Over the next ten tantalising minutes, we'll cover the following objectives:

  • Identify and explain the issues surrounding the use of collaborative technologies
  • Identify and explain the positive aspects of collaborative technologies
  • Assess a set of basic guidelines based on the issues surrounding use of collaborative technologies
  • Explain how to mitigate risk in the use of collaborative technologies
  • Identify a range of collaborative tools available
  • Identify and explain the features benefits and limitations of specific collaborative tools
  • Explain the importance of moderating comments and user-generated content before making it public

Bet you're as excited as I am. Really.

Issues of Collaborative Technologies

Issues surrounding the use of collaborative technologies


  • Somebody else could accidentally edit some of your work and nobody realises the mistake

  • Available to view to anyone with the link  - possible security / privacy issues

  • Using collaborative technologies in establishments with vulnerable people such as schools could lead to people abusing technology to bully people or gain access to them.

Guidelines based on issues of collaborative technologies

Here are some handy guidelines for using collaborative technologies...

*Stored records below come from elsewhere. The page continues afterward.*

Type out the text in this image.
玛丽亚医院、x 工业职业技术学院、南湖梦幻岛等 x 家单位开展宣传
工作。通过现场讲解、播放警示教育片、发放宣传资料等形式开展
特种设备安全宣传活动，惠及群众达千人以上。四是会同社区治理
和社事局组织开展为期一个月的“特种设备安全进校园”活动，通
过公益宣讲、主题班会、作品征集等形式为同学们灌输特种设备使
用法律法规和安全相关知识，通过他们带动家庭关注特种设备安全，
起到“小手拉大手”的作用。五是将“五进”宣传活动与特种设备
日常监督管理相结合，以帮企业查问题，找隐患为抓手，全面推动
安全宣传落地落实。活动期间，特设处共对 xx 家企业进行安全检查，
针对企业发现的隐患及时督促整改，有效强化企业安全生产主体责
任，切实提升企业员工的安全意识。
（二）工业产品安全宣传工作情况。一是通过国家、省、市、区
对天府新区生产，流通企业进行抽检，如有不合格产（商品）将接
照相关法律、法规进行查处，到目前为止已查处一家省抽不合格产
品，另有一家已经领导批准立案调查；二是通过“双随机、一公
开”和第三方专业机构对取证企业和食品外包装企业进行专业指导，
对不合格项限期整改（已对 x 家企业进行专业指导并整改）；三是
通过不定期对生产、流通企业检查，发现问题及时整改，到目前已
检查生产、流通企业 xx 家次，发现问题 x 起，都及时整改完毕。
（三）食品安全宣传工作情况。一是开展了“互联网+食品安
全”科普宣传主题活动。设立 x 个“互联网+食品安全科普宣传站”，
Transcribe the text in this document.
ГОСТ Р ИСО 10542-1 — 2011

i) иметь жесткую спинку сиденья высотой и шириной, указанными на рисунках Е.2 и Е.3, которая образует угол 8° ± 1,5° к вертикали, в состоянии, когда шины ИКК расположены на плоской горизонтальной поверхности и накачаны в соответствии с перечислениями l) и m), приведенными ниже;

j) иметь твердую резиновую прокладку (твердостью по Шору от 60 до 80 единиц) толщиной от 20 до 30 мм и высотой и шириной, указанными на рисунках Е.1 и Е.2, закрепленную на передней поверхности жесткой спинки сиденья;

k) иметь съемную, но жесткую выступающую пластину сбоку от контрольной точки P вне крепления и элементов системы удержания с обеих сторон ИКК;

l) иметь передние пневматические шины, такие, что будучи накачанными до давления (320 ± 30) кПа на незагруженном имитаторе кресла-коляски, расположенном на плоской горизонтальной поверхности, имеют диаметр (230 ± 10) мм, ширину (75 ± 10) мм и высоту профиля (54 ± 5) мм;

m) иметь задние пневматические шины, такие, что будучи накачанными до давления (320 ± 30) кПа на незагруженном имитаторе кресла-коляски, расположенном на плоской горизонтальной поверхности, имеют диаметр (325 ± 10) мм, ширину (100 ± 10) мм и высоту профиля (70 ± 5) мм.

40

  • Set access permissions properly so it's not a 'free for all'
  • Make collaborators login so you can trace work back to them and see who has contributed
  • Use the right tool for the job. Don't use Google Docs to make a slideshow
  • Moderate the content to ensure there is nothing offensive or derogatory

Benefits of Collaborative Technologies

Benefits surrounding the use of collaborative technologies


  • Everybody in the group can see the work as it is being created

  • No need to travel to meet up and work together

Mitigating Risk when using Collaborative Technologies

Mitigating Risk

  • Set up restrictions online,
  • Create rules for staff or students,
  • Monitor what people do on college/work systems.  
  • Use login system to track user's activity and trace things back to people should something go wrong.
  • Use managed IT network to monitor and control incoming and outgoing network traffic to prevent malicious content

Access Levels


You can add access levels to many shared files.

You'll need to do this to restrict unauthorised access and modification to your document.

You can often select the emails of who you want to be able to access the document, which is better than having a shared link that can be passed around.

It also allows you to trace back changes on a document if something wrong happens or the document goes off on a tangent, such as people posting loads of pictures of you.

Moderating Comments & User Generated Content

User Generated Content is all well and good, when it is done properly. It is great to have people contribute to your work and comment on it, but if the content is publicly viewable it'll need to be moderated and managed.

If you don't do this, it's likely that offensive or malicious content will get through that could seriously damage your company's reputation.

Collaborative Tools Examples

Examples of Packages

There are loads of examples of collaborative packages out there for you to use. Here are just a few:

  • Google Drive (including Docs, Slides)
  • Dropbox (for file sharing)
  • Pablet (a virtual blackboard)

In Detail: Google Drive

Let's have a look at Google Drive in more detail (bet you can't wait)... 

Google Drive is the cloud-based storage system made by Google. You can create folders and share them with others. You can also use their Docs and Slides programs to create word documents and slideshow presentations, and work on them simultaneously with people with whom they are shared. As we mentioned earlier, it's important to use access permissions, therefore you can set on Google Drive whether a file or folder is public or private. You can also add email addresses of specific people to view and edit it, as opposed to having a public link that anyone can use.

The above video should be fun to watch and give you a good insight into this powerful tool.

Review & Conclusion


The purpose of this course has been to teach you about collaborative tools. 

We've had a look at the benefits, the dangers, and what you need to look out for when using them.

 You've also been treated to a few examples of existing collaborative tools. 

It's been a blast.

Which of the following is a benefit of collaborative technologies?

  • You don't have to use electrics or gasses.
  • No need to travel and meet up to work together.
  • Skidmarks.

Which of the following is an issue surrounding collaborative technologies?

  • Anybody with the link address can edit the work, which can be a security risk.
  • Wet pits.
  • Chafing, in general.

Which of the following are examples of collaborative tools?

  • Google Drive
  • Facebook
  • Banana
  • Dropbox
  • Padlet
  • YouTube
  • Twitter

User Generated Content

  • You don't need to worry about checking user-generated content - it'll be fine, right?